Coca-Cola's (KO 0.12%) stock barely budged after the company's recent operating update. The beverage giant this week listed new challenges that weren't obvious in its last earnings report, including accelerating inflation, geopolitical conflict, and new COVID-19 shutdowns.
Investors might have been underwhelmed when Coke just affirmed most of its 2022 outlook despite those new headwinds. But there are more reasons to like the stock today, following that report.
Let's look at the main factors driving Coke's operating rebound as management described it in their recent conference call with investors.
The growth strategy is working
Investors were betting that Coke would enjoy a strong growth rebound, given that its business is heavily tilted toward on-the-go drinking at places like restaurants, concerts, and sporting events. These activities are being prioritized by consumers everywhere today after a long period of social distancing.
But Coke's recovery is even sharper than people expected. Organic sales soared by 18% in Q1 compared to 9% in the previous quarter. That industry rebound helped, but so did Coke's massive marketing budget, world-class distribution network, and pricing strategies.
These factors helped the company win market share in both at-home and on-the-go sales channels this quarter, which management said is "a clear indicator of the power of our new approach."
Pricing power is clear
Coke also flexed its pricing power muscles in the period. The gross profit margin rose this quarter rather than retreating under the weight of higher costs on inputs, labor, and transportation. Operating profit margin increased, too, allowing adjusted earnings to jump 16%.
That success reflects Coke's dominant industry position and unique global distribution network. Management believes these assets are critical to investor returns. "The key competitive edge of the ... system continues to be rebuilded to deliver value for our consumers and our customers in any environment," CEO James Quincey said.
Coke declined to raise its 2022 outlook even though the first quarter included much faster sales and earnings growth than expected. Yet, that affirmation can be considered an effective raise given that Coke has suspended operations in Russia and seen volumes slump in China due to temporary COVID-19 lockdowns. The fact that Coke is still expecting to boost organic sales by about 8% this year -- after they spiked 16% in 2021 -- is clearly good news for shareholders.
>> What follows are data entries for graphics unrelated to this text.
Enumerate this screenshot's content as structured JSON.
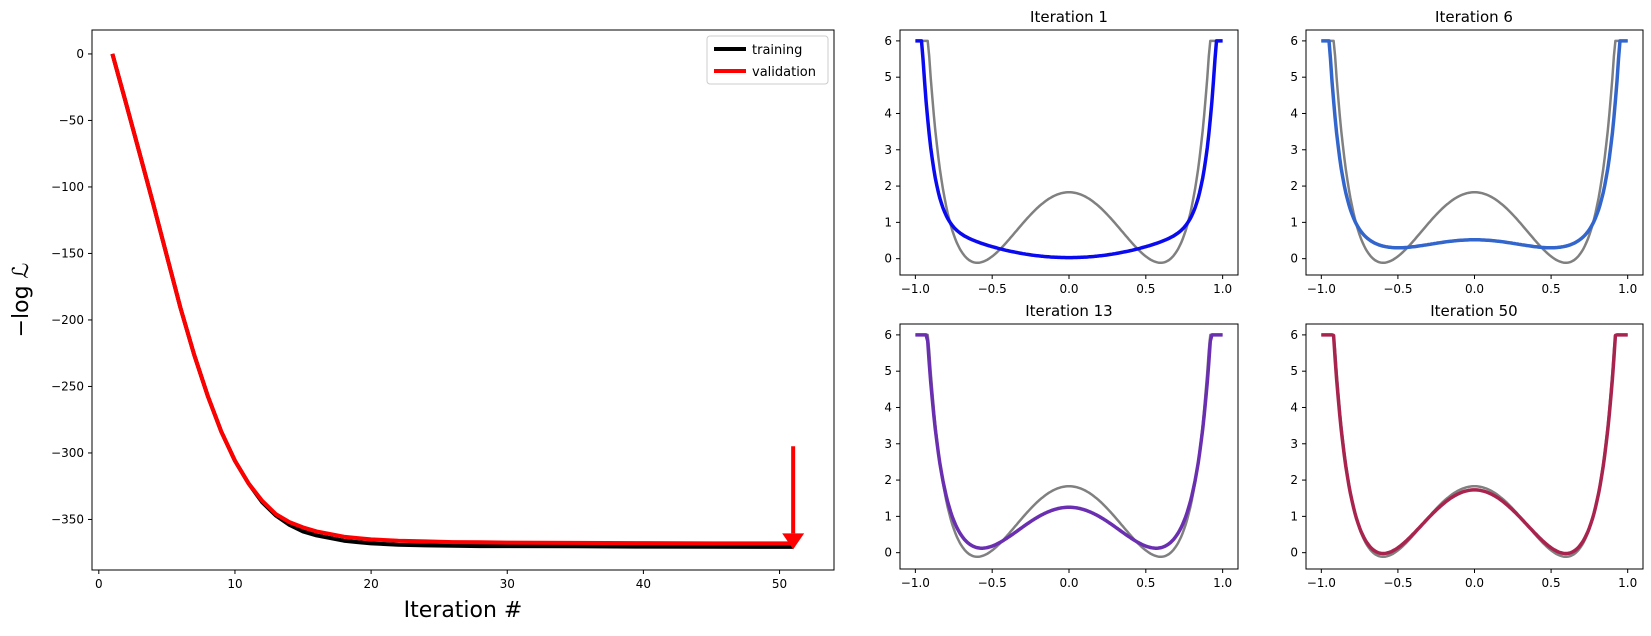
{
  "chart_data": [
    {
      "type": "line",
      "title": "",
      "xlabel": "Iteration #",
      "ylabel": "−log ℒ",
      "xlim": [
        -0.5,
        54
      ],
      "ylim": [
        -388,
        18
      ],
      "xticks": [
        0,
        10,
        20,
        30,
        40,
        50
      ],
      "yticks": [
        0,
        -50,
        -100,
        -150,
        -200,
        -250,
        -300,
        -350
      ],
      "legend": "top-right",
      "series": [
        {
          "name": "training",
          "color": "#000000",
          "x": [
            1,
            2,
            3,
            4,
            5,
            6,
            7,
            8,
            9,
            10,
            11,
            12,
            13,
            14,
            15,
            16,
            17,
            18,
            19,
            20,
            22,
            24,
            26,
            28,
            30,
            35,
            40,
            45,
            51
          ],
          "y": [
            0,
            -37,
            -75,
            -113,
            -152,
            -191,
            -226,
            -257,
            -284,
            -306,
            -323,
            -337,
            -347,
            -354,
            -359,
            -362,
            -364,
            -366,
            -367,
            -368,
            -369,
            -369.5,
            -369.8,
            -370,
            -370,
            -370.2,
            -370.4,
            -370.5,
            -370.6
          ]
        },
        {
          "name": "validation",
          "color": "#ff0000",
          "x": [
            1,
            2,
            3,
            4,
            5,
            6,
            7,
            8,
            9,
            10,
            11,
            12,
            13,
            14,
            15,
            16,
            17,
            18,
            19,
            20,
            22,
            24,
            26,
            28,
            30,
            35,
            40,
            45,
            51
          ],
          "y": [
            0,
            -37,
            -75,
            -113,
            -152,
            -191,
            -226,
            -257,
            -284,
            -306,
            -323,
            -336,
            -346,
            -352,
            -356,
            -359,
            -361,
            -363,
            -364,
            -365,
            -366,
            -366.5,
            -367,
            -367.2,
            -367.4,
            -367.6,
            -367.8,
            -368,
            -368
          ]
        }
      ],
      "annotations": [
        {
          "type": "arrow",
          "color": "#ff0000",
          "x": 51,
          "y_from": -295,
          "y_to": -362
        }
      ]
    },
    {
      "type": "line",
      "title": "Iteration 1",
      "xlim": [
        -1.1,
        1.1
      ],
      "ylim": [
        -0.45,
        6.3
      ],
      "xticks": [
        -1.0,
        -0.5,
        0.0,
        0.5,
        1.0
      ],
      "yticks": [
        0,
        1,
        2,
        3,
        4,
        5,
        6
      ],
      "reference": {
        "color": "#808080",
        "peak": 1.83,
        "minimum": -0.12,
        "min_x": 0.6
      },
      "fit": {
        "color": "#0a0af0",
        "peak": 0.03,
        "minimum": 0.03,
        "min_x": 0.0
      }
    },
    {
      "type": "line",
      "title": "Iteration 6",
      "xlim": [
        -1.1,
        1.1
      ],
      "ylim": [
        -0.45,
        6.3
      ],
      "xticks": [
        -1.0,
        -0.5,
        0.0,
        0.5,
        1.0
      ],
      "yticks": [
        0,
        1,
        2,
        3,
        4,
        5,
        6
      ],
      "reference": {
        "color": "#808080",
        "peak": 1.83,
        "minimum": -0.12,
        "min_x": 0.6
      },
      "fit": {
        "color": "#3366cc",
        "peak": 0.52,
        "minimum": 0.3,
        "min_x": 0.5
      }
    },
    {
      "type": "line",
      "title": "Iteration 13",
      "xlim": [
        -1.1,
        1.1
      ],
      "ylim": [
        -0.45,
        6.3
      ],
      "xticks": [
        -1.0,
        -0.5,
        0.0,
        0.5,
        1.0
      ],
      "yticks": [
        0,
        1,
        2,
        3,
        4,
        5,
        6
      ],
      "reference": {
        "color": "#808080",
        "peak": 1.83,
        "minimum": -0.12,
        "min_x": 0.6
      },
      "fit": {
        "color": "#6a2fb0",
        "peak": 1.25,
        "minimum": 0.12,
        "min_x": 0.57
      }
    },
    {
      "type": "line",
      "title": "Iteration 50",
      "xlim": [
        -1.1,
        1.1
      ],
      "ylim": [
        -0.45,
        6.3
      ],
      "xticks": [
        -1.0,
        -0.5,
        0.0,
        0.5,
        1.0
      ],
      "yticks": [
        0,
        1,
        2,
        3,
        4,
        5,
        6
      ],
      "reference": {
        "color": "#808080",
        "peak": 1.83,
        "minimum": -0.12,
        "min_x": 0.6
      },
      "fit": {
        "color": "#a8244e",
        "peak": 1.73,
        "minimum": -0.03,
        "min_x": 0.6
      }
    }
  ]
}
Investors are also likely to see higher cash returns over time from dividends and stock buybacks. Coke is on track to generate $12 billion in operating cash, up significantly compared to pre-COVID-19 levels.
All these factors should mean solid returns for investors holding this blue-chip stock. Coke's business is sensitive to changes in economic growth rates, of course. But its latest operating update demonstrates it can still generate industry-leading sales and profits even as selling conditions worsen.